Several years ago I was juggling a few obsessions. One was a twin obsession. No, not an obession with twins (although, frankly, anything is possible - ADULT CONTENT) but two obsessions that sort of ran alongside side each other. One was with Jami Gertz largely driven by her performances in Less Than Zero and The Lost Boys. The other obsession was with a girl who worked in the next department to me who looked quite a bit like Jami Gertz... except a nicer because I could try to catch her eye as she sashayed to the vending machine and then wait to lust after her on her return trip to her desk.

One evening when I was working late I went so far as to pop a cassingle of Sense by the Lightning Seeds in an anonymous looking envelope on her desk.
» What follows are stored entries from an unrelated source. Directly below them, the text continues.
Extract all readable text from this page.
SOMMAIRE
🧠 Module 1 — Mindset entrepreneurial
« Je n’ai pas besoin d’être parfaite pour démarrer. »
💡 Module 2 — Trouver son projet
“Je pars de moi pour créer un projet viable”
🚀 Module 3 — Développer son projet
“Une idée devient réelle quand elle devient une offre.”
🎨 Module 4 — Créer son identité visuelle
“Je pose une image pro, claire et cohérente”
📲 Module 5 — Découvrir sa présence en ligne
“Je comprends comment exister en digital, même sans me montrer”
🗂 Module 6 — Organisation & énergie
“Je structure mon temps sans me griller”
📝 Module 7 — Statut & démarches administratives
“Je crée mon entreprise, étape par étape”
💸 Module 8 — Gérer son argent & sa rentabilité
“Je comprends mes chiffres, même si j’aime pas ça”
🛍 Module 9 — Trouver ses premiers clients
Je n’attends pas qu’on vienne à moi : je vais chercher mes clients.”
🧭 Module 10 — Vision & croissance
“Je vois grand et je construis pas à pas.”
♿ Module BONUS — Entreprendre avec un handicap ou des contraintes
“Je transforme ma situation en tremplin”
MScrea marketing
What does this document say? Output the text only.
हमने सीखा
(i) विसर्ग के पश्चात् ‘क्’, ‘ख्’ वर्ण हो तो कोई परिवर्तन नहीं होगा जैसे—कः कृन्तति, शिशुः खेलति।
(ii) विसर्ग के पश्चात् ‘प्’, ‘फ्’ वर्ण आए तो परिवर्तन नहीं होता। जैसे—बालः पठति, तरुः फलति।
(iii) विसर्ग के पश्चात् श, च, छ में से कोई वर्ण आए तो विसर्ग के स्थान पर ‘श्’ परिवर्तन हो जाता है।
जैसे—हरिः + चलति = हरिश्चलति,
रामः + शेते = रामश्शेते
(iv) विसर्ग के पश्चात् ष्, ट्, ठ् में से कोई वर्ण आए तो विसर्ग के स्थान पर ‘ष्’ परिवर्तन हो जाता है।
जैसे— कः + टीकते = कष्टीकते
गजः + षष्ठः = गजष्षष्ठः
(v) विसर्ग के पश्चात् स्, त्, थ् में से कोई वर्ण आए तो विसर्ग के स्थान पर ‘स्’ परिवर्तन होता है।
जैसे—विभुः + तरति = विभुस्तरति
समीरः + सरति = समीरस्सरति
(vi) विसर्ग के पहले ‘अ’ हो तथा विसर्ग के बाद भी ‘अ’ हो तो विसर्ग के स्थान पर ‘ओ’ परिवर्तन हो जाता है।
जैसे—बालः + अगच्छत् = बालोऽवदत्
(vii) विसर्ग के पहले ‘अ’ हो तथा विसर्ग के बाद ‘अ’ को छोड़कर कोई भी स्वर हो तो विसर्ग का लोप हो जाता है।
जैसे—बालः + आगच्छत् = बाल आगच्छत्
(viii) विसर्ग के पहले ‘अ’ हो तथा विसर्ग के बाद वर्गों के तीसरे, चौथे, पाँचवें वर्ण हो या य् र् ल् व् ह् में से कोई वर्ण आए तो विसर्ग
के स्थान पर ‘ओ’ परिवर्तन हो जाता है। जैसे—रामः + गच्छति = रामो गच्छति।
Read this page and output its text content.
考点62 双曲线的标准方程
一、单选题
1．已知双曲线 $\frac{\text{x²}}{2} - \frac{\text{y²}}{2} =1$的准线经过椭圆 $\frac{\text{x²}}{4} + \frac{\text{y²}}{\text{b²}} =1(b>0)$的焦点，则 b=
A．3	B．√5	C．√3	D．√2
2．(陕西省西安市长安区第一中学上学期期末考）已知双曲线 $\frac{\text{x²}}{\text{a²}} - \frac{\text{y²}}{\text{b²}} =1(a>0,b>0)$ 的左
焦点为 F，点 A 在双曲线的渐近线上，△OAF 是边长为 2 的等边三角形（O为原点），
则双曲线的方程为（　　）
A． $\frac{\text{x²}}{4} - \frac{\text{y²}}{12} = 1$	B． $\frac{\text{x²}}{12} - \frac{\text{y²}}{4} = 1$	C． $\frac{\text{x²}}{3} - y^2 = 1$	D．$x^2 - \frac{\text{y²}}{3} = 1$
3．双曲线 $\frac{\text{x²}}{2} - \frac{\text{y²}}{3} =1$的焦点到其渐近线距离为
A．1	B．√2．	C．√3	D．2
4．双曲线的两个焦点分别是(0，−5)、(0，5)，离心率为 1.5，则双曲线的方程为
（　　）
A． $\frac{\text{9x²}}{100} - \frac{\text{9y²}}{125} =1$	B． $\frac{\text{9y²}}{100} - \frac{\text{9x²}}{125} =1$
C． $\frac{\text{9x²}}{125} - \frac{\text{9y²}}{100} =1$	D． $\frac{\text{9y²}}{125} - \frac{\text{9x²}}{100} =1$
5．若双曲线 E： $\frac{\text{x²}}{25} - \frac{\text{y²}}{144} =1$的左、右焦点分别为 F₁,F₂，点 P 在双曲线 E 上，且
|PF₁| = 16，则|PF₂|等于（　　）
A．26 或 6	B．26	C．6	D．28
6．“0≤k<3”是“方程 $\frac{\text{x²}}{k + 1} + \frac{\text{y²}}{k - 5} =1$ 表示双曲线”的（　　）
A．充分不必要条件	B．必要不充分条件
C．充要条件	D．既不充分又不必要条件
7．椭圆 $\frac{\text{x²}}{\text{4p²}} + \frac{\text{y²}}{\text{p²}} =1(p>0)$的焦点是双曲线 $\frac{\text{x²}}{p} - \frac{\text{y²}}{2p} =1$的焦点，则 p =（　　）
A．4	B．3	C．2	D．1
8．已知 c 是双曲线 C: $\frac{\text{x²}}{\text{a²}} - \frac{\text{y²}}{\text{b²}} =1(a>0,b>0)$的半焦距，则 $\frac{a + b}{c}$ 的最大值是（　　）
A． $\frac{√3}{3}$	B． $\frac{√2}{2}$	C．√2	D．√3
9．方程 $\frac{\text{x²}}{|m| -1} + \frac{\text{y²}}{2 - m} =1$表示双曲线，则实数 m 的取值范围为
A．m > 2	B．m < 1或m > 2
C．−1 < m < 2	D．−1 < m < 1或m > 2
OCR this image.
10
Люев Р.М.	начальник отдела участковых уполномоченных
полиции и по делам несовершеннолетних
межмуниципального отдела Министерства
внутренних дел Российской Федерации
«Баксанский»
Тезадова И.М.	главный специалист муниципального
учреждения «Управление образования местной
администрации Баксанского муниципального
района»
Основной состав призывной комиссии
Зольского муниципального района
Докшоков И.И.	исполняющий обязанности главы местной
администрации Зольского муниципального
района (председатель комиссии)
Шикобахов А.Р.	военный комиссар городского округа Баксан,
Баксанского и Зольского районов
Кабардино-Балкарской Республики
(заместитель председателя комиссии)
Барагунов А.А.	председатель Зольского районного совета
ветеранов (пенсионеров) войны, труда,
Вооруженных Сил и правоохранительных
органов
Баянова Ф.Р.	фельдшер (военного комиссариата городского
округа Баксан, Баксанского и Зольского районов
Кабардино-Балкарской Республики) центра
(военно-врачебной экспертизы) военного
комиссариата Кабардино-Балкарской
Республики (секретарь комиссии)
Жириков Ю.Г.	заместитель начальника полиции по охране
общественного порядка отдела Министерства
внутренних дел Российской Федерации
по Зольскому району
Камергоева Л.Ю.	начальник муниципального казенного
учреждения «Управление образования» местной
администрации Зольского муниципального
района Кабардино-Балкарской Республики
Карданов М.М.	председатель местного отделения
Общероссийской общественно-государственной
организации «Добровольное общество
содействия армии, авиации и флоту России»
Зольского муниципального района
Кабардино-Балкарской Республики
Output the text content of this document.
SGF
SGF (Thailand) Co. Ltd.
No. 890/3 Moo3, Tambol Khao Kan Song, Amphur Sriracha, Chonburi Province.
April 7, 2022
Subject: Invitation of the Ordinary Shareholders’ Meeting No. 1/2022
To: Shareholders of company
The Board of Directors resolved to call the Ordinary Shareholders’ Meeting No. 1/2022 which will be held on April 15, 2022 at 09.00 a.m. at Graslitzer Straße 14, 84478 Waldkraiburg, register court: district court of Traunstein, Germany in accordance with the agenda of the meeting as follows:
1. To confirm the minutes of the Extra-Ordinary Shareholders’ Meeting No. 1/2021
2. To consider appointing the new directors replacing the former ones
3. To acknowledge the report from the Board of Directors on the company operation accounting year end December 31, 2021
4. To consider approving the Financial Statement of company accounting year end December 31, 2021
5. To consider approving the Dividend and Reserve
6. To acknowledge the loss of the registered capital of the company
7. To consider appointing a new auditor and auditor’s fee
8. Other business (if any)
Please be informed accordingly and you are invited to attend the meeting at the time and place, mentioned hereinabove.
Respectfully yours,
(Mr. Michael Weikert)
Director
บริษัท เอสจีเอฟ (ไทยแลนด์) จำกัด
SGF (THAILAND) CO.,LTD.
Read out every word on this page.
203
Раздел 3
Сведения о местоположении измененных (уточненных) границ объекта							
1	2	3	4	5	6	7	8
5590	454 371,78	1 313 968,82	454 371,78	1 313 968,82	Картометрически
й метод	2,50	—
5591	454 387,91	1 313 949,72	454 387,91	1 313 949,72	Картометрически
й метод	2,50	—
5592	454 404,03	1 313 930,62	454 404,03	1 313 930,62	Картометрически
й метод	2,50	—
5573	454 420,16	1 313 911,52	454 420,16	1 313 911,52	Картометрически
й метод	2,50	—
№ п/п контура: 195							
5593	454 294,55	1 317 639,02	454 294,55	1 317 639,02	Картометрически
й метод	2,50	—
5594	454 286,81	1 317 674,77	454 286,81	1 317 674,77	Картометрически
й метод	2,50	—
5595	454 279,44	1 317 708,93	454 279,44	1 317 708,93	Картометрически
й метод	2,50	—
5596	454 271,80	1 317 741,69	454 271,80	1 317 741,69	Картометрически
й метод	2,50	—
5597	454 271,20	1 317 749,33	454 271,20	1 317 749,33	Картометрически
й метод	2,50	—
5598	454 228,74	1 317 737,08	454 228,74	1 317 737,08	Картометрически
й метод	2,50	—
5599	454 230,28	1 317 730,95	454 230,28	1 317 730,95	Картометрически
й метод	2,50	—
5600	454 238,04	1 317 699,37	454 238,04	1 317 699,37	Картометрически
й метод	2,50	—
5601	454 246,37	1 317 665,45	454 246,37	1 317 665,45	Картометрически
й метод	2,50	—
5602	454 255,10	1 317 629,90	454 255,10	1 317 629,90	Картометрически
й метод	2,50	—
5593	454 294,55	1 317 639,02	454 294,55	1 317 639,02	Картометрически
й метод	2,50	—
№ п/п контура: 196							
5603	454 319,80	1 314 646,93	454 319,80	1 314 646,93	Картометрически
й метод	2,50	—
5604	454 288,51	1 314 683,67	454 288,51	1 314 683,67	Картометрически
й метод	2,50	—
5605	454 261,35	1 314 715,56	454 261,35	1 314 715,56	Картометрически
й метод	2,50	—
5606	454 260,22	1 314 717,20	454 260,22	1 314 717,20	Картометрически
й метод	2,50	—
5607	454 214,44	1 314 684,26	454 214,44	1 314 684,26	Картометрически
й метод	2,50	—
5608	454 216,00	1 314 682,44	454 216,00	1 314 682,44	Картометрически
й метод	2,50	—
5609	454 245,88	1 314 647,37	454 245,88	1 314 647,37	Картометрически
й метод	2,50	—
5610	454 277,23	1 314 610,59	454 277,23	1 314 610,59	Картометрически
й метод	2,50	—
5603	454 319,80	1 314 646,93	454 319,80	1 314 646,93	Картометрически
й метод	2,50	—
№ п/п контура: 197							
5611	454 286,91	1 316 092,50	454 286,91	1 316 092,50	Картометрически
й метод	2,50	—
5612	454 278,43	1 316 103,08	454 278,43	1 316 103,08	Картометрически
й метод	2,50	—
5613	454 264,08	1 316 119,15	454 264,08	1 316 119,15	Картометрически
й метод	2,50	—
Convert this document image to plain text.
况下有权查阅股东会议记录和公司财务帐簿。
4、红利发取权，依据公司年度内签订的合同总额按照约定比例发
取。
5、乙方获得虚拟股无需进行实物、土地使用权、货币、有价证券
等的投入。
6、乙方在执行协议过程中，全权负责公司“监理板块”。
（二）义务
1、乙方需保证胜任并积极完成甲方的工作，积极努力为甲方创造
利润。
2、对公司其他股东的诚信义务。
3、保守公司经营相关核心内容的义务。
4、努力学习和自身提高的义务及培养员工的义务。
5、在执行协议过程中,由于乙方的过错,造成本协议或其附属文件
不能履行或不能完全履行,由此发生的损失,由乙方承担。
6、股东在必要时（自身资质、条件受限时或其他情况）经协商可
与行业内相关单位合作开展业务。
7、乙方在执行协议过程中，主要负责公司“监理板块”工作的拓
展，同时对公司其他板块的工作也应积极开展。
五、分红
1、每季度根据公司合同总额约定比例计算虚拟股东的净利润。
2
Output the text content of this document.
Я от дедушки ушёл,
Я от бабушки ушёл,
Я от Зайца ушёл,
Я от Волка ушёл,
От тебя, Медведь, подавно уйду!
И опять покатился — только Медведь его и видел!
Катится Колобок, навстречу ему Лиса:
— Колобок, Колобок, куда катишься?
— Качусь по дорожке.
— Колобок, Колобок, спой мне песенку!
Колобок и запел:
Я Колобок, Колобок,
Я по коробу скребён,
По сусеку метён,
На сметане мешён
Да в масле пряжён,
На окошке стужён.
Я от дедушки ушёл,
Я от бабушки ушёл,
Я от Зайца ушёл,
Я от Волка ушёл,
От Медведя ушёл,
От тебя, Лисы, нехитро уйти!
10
Then before I left for home I removed it. To be fair, I was spoken for at the time and so was she. Morality got the best of me. I haven't worked there for many years but in my mind's eye she still looks like Jami Gertz on the back of a motorbike in Lost Boys, hair streaming behind her. The real Jami Gertz though put on quite a bit of weight and now plays frumps or frustrated gangster wives and it's just not the same any more.

Thinking about it, more obsessions were interwining around this time in my life. The song Sense, as already mentioned by The Lightning Seeds, but also by the wonderful Terry Hall. Less Than Zero's writers, Elvis Costello and Bret Easton Ellis. Oh, and vampires. Er... joking about vampires (although, frankly, anything is possible - ADULT CONTENT). Anyway. I'll leave Mr McManus alone for now, but Bret was a really cool writer at the time, along with the likes of Jay McInerney. I eagerly devoured their novels and assumed that everyone in America was rich and fucked up on cocaine.

A different writer, who I picked up on via a friend at the time was Nicholson Baker, who's caricature adorns this blog entry. His style is, to my mind, unique as it focuses in microscopic detail on an individual's life, or particular event. In effect I became obsessed with an obsessive. The Mezzanine was my first exposure to his mesmering style (footnotes ahoy!). Followed not long after by Vox and The Fermata, which combined this microscopic focus on absolute detail with, let's face it, smut. Since then he's published essays, chidren's stories and recently A Box of Matches, which follows a man's thoughts throughout the life of an ordinary box of matches. I have yet to read his latest, Checkpoint, but it's on its way.